You can do a walk-through of the property, interview the sellers, interview the neighbours, showcase unique features of the property, even get video testimonials from potential buyers at open houses – the potential of online video is almost limitless.

But you have to do it properly. And by that, I don’t mean get a professional TV-quality film crew to do it, but you don’t want it looking too ‘rustic’ either.

We have a lot of experience making video for clients (as well as thousands of YouTube users tested) in all kinds of industries including real estate and property sales, so if you would like us to take care of your video production, editing, captioning and uploading to YouTube, please let us know.

5. Get Organised.

You should be utilising some sort of cloud application like Tungle.Me or even Google Calendar so that you can easily organise viewings, open houses, client meetings and so on and not have to rely on administration staff to do it for you, as well as avoiding the likelihood of double booking yourself and generally looking unprofessional to potential buyers or sellers.
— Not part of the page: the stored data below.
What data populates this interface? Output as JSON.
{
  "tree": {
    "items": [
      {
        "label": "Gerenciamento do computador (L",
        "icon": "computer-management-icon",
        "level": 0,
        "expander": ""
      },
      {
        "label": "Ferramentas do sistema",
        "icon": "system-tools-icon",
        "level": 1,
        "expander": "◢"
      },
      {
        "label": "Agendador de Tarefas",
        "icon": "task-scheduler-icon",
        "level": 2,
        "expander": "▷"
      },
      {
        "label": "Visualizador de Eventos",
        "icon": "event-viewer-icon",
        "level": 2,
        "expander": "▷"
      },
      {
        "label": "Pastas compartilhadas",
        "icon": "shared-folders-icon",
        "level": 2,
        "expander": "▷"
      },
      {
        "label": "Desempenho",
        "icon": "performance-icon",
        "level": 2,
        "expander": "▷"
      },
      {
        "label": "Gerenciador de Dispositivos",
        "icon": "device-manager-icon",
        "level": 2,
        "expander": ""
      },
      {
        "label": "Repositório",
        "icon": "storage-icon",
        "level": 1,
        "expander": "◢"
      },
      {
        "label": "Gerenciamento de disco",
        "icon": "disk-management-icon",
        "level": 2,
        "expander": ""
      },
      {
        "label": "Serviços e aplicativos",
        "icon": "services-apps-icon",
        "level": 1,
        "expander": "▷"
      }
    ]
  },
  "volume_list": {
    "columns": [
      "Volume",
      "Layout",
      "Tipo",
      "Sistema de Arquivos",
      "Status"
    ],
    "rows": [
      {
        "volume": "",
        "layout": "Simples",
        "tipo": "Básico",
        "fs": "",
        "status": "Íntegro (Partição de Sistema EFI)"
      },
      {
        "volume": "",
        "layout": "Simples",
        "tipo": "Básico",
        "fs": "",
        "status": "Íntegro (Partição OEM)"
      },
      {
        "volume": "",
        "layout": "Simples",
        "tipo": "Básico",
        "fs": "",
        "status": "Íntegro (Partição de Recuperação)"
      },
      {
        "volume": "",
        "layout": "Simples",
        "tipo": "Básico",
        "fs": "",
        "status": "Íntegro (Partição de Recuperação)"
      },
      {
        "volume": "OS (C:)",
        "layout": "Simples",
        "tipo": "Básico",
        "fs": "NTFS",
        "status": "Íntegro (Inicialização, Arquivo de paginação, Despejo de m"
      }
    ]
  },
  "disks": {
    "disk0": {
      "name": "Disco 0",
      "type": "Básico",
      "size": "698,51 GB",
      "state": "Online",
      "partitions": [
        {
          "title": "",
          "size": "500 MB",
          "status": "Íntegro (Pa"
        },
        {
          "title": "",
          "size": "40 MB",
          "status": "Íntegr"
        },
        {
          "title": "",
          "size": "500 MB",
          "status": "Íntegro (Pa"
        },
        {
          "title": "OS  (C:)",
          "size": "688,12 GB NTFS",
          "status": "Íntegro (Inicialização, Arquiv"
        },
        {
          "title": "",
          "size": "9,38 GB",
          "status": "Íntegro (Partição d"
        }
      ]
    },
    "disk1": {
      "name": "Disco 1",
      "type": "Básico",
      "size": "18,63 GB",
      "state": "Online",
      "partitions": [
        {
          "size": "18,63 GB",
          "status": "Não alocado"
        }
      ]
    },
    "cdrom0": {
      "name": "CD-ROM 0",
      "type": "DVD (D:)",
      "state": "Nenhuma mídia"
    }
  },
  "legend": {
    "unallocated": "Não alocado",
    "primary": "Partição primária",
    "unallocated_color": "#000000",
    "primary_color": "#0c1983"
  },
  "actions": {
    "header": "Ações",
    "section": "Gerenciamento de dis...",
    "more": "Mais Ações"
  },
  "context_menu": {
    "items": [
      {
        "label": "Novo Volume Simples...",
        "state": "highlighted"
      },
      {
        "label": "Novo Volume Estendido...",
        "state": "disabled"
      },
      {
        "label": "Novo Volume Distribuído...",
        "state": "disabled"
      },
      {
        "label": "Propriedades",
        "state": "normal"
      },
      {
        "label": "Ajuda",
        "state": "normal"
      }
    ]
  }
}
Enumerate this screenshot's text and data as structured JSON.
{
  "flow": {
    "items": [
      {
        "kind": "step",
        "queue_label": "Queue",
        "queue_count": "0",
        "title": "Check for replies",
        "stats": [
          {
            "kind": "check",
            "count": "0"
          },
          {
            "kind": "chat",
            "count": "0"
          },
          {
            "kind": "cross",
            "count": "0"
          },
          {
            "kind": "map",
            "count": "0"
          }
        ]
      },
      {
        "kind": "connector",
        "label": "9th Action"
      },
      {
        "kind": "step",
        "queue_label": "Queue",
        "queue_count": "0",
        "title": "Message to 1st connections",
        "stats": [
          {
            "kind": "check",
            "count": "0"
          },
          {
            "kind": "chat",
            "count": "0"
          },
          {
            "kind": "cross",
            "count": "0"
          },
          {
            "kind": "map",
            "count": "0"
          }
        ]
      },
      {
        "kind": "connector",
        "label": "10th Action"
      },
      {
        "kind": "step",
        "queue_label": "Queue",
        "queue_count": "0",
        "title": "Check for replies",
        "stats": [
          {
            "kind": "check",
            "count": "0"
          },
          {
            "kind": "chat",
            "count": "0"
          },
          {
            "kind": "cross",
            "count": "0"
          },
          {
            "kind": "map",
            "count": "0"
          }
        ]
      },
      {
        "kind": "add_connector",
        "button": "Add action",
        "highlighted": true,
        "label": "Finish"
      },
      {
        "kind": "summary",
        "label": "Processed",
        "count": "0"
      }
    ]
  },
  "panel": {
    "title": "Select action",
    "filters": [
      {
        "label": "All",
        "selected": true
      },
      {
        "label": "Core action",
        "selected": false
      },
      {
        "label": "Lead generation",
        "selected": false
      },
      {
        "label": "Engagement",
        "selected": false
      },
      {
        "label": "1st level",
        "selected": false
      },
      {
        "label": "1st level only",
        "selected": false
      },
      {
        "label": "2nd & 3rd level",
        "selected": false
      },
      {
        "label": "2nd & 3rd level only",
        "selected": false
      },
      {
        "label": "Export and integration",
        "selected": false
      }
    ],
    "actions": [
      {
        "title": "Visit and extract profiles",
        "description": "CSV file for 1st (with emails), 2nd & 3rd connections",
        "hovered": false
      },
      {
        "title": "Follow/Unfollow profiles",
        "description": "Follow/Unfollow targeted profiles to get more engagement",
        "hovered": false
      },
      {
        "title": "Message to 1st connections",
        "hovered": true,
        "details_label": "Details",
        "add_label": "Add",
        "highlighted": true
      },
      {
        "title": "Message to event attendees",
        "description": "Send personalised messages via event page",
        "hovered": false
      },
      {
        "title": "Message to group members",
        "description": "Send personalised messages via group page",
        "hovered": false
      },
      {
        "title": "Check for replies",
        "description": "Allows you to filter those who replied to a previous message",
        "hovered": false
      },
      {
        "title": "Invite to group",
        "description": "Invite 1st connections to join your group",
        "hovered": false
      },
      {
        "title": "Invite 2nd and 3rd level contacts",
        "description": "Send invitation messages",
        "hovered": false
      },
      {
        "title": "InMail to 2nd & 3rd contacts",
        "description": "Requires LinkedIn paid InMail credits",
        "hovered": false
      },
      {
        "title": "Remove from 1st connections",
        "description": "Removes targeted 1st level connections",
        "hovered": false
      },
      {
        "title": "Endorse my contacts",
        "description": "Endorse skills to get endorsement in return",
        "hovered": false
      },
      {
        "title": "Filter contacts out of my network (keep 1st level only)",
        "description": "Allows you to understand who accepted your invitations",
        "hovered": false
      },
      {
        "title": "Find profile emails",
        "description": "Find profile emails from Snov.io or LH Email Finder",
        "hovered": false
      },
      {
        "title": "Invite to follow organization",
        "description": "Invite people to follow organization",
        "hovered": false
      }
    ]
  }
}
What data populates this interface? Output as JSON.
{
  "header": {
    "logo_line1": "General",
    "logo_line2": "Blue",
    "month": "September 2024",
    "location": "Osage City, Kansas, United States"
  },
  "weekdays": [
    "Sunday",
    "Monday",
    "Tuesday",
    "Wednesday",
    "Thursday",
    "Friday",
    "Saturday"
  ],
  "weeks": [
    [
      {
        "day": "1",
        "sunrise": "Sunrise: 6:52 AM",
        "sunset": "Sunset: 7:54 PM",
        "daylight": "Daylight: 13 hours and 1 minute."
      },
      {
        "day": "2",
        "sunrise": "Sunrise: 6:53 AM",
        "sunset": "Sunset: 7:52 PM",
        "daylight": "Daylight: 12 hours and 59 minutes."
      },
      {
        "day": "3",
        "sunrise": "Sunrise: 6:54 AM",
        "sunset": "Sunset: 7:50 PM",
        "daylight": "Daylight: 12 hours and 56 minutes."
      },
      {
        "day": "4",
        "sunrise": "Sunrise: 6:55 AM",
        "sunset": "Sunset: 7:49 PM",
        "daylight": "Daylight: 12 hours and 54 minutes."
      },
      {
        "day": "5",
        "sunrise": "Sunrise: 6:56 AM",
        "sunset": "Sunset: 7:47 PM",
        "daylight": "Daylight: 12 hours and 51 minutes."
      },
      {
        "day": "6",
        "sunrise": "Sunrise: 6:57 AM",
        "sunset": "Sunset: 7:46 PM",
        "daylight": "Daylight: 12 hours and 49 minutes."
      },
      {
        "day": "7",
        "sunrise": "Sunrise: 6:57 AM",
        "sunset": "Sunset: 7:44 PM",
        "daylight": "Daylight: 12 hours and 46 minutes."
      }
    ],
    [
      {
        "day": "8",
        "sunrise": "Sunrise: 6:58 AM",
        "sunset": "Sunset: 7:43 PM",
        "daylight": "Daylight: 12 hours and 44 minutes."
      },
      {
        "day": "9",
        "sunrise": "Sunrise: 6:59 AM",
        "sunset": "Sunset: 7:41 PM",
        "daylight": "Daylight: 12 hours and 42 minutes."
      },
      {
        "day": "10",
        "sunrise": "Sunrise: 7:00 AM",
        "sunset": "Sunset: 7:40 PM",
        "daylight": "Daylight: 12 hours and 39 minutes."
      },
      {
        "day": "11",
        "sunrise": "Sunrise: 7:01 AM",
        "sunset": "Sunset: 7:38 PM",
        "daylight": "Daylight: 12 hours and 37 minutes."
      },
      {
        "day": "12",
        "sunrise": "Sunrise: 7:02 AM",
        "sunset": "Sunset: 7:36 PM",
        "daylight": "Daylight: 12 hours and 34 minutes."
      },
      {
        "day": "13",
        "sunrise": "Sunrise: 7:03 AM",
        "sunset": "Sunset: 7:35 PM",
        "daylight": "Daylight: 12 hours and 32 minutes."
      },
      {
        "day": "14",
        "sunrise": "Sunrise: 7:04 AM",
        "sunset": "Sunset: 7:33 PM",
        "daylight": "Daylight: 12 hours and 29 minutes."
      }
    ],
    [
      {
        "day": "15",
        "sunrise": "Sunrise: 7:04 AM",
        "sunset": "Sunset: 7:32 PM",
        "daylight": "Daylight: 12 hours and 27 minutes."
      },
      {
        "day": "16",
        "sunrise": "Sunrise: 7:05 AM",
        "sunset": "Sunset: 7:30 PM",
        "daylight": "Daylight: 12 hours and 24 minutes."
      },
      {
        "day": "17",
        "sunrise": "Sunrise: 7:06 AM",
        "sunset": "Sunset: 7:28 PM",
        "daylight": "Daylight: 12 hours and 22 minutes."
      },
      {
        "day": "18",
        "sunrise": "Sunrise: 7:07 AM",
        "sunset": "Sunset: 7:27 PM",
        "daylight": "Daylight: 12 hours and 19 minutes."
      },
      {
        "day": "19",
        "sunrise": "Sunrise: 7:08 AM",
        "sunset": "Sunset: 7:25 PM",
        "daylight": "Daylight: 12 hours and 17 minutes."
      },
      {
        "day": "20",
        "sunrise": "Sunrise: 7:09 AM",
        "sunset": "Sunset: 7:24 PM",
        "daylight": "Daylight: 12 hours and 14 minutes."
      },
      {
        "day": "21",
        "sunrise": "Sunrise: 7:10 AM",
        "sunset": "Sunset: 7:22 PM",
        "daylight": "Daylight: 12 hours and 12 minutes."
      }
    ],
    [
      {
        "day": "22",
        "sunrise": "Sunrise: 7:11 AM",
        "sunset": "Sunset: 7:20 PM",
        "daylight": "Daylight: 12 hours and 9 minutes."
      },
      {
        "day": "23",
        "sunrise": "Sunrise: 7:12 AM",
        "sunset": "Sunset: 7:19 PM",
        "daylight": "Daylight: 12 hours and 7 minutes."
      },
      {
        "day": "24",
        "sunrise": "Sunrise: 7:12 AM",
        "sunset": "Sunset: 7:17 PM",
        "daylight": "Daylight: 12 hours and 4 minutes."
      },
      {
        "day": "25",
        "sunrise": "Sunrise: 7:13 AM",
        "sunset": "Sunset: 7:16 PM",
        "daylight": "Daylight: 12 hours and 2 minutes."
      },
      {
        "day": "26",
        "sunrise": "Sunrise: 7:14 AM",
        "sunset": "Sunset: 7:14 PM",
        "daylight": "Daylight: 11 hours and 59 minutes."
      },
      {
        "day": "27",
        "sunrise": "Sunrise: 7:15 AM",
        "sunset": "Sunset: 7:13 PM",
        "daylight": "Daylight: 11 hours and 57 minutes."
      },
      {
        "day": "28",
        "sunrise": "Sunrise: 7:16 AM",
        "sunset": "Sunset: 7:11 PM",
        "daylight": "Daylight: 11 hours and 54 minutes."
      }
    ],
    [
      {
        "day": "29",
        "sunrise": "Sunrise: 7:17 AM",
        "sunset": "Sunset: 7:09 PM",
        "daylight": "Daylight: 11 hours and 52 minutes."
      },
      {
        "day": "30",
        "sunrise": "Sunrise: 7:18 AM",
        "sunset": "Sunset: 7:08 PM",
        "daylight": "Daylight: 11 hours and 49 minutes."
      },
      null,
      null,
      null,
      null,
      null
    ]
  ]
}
By syncing your existing calendar with Tungle.Me you can:

* Eliminate double-bookings, time zone mishaps and the back-and-forth of finding a time to meet * Easily schedule meetings, inside or outside your organisation * Invite others to schedule with you, without having to sign up

6. Get Famous.

Podcasts and webinars now give you the opportunity to reach a large number of people without those people ever having to leave their desk or home.

Podcasts are audio recordings which can be listened to online or downloaded to listen to later from audio-sharing applications like iTunes.

Webinars are virtual meetings where you can present on a particular topic using a webcam on your own computer and people can watch the webinar in their office or home on their own computers.

A lot of webinar applications don’t even require the participants to sign up or download anything, just click on the link that you provide prior to the webinar.

These can be a great way to establish your credibility as an expert in real estate, while also allowing you to target potential buyers and sellers in any given market.